損害予測システムを構成する計算機200(図2参照)は、ステップ101で処理を開始する。ステップ102では計算機200が、脆弱性情報の発生についてのプロダクト毎の確率分布モデル112に基づき、年間のプロダクト毎の脆弱性情報の発生タイミングのばらつきを乱数でシミュレーションする。また、計算機200は、発生する脆弱性情報の脆弱性特性についての確率分布モデル112に基づき、発生する脆弱性情報の特性のばらつきを乱数でシミュレーションし、1年分の脆弱性情報の発生をシミュレーションする。
ステップ103では、計算機200が、年間の所定のタイミングにおける脆弱性情報を取り込み、システム構成情報および対策状況113を参照して機器ごとのリスク評価を行ってリスク値を算出する。本リスク評価の方法として、前記特許文献1の方法を利用しても良い。なお、以下の説明では、前記特許文献1に開示された脆弱性リスク評価手法を用いるものとする。すなわち、予測対象システムを構成する機器(要素)のネットワークトポロジに応じた攻撃到達性に基づいて脆弱性に対するリスクの評価が行われる。
また、システム構成情報および対策状況113は、前記特許文献1のビジネスプロセスに関するテーブルや、本実施例のネットワーク情報テーブル700や、機器情報テーブル800や脆弱性状況管理テーブル900を含むことができる。
ステップ104では、計算機200が、機器毎の損害見積もり114を読み込み、ステップ103で算出された機器毎のリスク値に応じた損害発生のばらつきを乱数でシミュレーションし、機器毎の損害額を算出し、記録する。
ステップ105では、計算機200が、上記ステップ102〜104の処理を1年分(365日分)繰り返す。

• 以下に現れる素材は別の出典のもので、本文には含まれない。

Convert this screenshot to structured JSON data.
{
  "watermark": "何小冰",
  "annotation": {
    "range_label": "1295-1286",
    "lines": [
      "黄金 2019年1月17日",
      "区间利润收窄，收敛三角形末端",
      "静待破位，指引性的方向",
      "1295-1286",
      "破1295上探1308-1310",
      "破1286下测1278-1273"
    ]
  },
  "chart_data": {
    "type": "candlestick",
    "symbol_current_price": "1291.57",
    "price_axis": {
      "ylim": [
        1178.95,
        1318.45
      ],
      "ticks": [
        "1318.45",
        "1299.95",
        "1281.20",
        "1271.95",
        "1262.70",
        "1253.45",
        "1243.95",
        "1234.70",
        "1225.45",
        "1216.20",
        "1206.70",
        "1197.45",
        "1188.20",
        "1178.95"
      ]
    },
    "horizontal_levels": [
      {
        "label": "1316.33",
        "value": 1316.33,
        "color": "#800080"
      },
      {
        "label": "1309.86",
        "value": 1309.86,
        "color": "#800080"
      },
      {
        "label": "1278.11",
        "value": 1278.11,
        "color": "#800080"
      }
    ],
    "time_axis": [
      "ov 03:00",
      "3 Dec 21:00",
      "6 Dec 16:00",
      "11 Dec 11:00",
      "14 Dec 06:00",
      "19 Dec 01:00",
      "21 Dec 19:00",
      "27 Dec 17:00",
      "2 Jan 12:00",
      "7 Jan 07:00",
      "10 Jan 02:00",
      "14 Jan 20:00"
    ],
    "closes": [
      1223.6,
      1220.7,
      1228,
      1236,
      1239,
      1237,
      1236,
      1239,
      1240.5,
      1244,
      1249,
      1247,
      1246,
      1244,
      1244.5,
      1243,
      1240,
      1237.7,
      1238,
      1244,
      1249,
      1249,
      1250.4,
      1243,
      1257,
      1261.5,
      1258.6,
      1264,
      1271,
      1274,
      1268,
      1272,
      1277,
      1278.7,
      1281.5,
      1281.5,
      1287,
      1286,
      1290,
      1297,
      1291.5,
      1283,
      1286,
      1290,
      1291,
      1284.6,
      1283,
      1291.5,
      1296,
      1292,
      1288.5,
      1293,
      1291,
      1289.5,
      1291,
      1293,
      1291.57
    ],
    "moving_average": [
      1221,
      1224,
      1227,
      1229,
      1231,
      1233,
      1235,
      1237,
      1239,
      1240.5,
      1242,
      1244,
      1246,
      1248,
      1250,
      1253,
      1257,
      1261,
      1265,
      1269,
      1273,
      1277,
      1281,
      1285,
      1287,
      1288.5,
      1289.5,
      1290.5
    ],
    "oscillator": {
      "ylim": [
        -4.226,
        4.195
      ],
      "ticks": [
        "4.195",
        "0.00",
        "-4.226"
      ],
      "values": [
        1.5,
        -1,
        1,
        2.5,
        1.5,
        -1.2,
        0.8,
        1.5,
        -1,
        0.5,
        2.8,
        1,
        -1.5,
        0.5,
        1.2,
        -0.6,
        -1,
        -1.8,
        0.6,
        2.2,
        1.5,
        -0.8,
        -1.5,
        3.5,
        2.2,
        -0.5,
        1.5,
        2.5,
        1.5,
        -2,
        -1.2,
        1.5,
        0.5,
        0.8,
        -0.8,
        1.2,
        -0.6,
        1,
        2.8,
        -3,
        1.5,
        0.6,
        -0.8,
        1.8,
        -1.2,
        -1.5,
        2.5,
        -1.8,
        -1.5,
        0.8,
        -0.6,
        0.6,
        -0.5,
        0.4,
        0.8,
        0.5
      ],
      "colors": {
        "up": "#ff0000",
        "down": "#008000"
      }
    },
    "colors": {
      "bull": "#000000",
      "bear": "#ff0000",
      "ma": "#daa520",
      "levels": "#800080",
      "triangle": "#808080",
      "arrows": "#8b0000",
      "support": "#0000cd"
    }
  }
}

繰り返し処理が完了した後に、ステップ106に進む。
ステップ106では、計算機200が、上記ステップ102〜105の処理を所定の回数(N)、繰り返し、所定の回数の年間損害額を算出し、記録する。
ステップ107では計算機200が、各繰り返し回の1年分(365日分)のステップ104の損害算出結果を集計し、年間損害額を算出し、記録する。
ステップ108では、計算機200が、所定の回数(N回)の年間損害額から超過損害確率カーブ(あるいは再現期間カーブ)を算出する。なお、超過損害確率カーブは、超過確率年や超過確率から算出することができる。そして、ステップ109で、計算機200は処理を終了する。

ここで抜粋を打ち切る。